L'analyse multicapitaux élargie intègre le carbone évité selon une empreinte de 177,2 kgCO₂e par PC neuf contre 24,3 kgCO₂e pour un PC reconditionné d'après les données ADEME et ARCEP, le temps humain optimisé et les déchets évités. Sur huit ans, le SROI net élargi se stabilise à -0,07, soit un projet économiquement quasi neutre mais porteur d'une cohérence environnementale et stratégique réelle. La création de valeur nette significative n'apparaît que lorsqu'on évite un cycle complet de fabrication ou que l'on élargit le périmètre des externalités. C'est précisément ce que la logique de budgets d'impact LIFTS permet d'objectiver : la réduction de 14,68 tCO₂e sur le parc ne prend son sens stratégique que mise en regard du budget carbone que l'organisation s'est assigné sur son périmètre numérique.

Moins de 10 % pilotent avec les bons outils

L'enquête terrain confirme une dualité structurelle entre maturité opérationnelle et maturité des outils de pilotage. Sur le plan opérationnel, les pratiques sont avancées. La durée de vie des équipements est suivie par 74 % des répondants, la quantité de GES émis dans les activités numériques par 70 %, la quantité de déchets électroniques par 70 %. Près de 100 % des grandes entreprises et ETI de l'échantillon mentionnent le prolongement de la durée de vie des équipements et les indicateurs liés à la circularité. Sur le plan des modèles économiques, en revanche, les indicateurs OPEX et CAPEX ne recueillent que 52 % de réponses positives, le TCO 31 %, le SROI 22 %, l'approche multicapitaux 9 %. La loi REEN, qui impose aux organisations éligibles de rendre compte de l'empreinte environnementale de leur numérique, reste le pilier légal le moins suivi avec des taux de mise en œuvre inférieurs à 35 %.

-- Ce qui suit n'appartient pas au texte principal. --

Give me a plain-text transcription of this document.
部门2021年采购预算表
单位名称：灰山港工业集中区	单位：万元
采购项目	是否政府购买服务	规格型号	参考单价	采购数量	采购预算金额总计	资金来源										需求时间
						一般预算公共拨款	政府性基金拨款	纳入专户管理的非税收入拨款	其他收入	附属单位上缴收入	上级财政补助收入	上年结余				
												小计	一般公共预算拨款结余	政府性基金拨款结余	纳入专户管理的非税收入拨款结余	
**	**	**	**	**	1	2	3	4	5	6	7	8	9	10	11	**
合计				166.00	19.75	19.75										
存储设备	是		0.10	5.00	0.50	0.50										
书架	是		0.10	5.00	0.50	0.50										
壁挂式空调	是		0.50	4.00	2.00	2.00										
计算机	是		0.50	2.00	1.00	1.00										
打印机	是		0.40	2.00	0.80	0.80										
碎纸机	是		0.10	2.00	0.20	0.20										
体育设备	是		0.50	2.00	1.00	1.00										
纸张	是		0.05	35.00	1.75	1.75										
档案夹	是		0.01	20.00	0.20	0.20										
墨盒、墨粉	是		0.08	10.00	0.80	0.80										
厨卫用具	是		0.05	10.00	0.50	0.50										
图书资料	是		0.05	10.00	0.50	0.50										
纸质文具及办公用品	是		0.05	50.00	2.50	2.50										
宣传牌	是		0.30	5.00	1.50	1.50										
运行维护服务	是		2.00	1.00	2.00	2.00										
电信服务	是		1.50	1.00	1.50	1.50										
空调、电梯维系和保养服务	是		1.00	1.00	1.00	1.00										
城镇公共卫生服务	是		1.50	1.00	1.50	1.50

La méthodologie ROI-MPACT arrive dans un contexte de multiplication des datacenters dédiés à l'intelligence artificielle, de pression sur les budgets carbone et d'obligations de reporting extra-financier en extension, CSRD pour les grands comptes, VSME pour les PME. Pour les infrastructures GPU haute performance, la méthodologie soulève une question structurelle que le livre blanc formule explicitement : une démarche de sobriété peut viser à limiter la hausse de consommation absolue et à s'assurer que chaque kilowattheure supplémentaire produit un maximum de valeur utile. C'est pourquoi les limites et budgets carbone posés par LIFTS deviennent incontournables dès que la puissance par rack dépasse quelques kilowatts. La méthode se présente comme une base évolutive, appelée à intégrer les analyses de cycle de vie multiimpacts, les indicateurs de biodiversité, le stress hydrique des infrastructures et l'empreinte carbone embarquée des GPU dans ses prochaines itérations. « La sobriété numérique ne vise pas à freiner le digital, mais à orienter le numérique pour plus de valeur et moins d'impact », selon Angélica Calvet, VP International AGIT et principale auteure du livre blanc.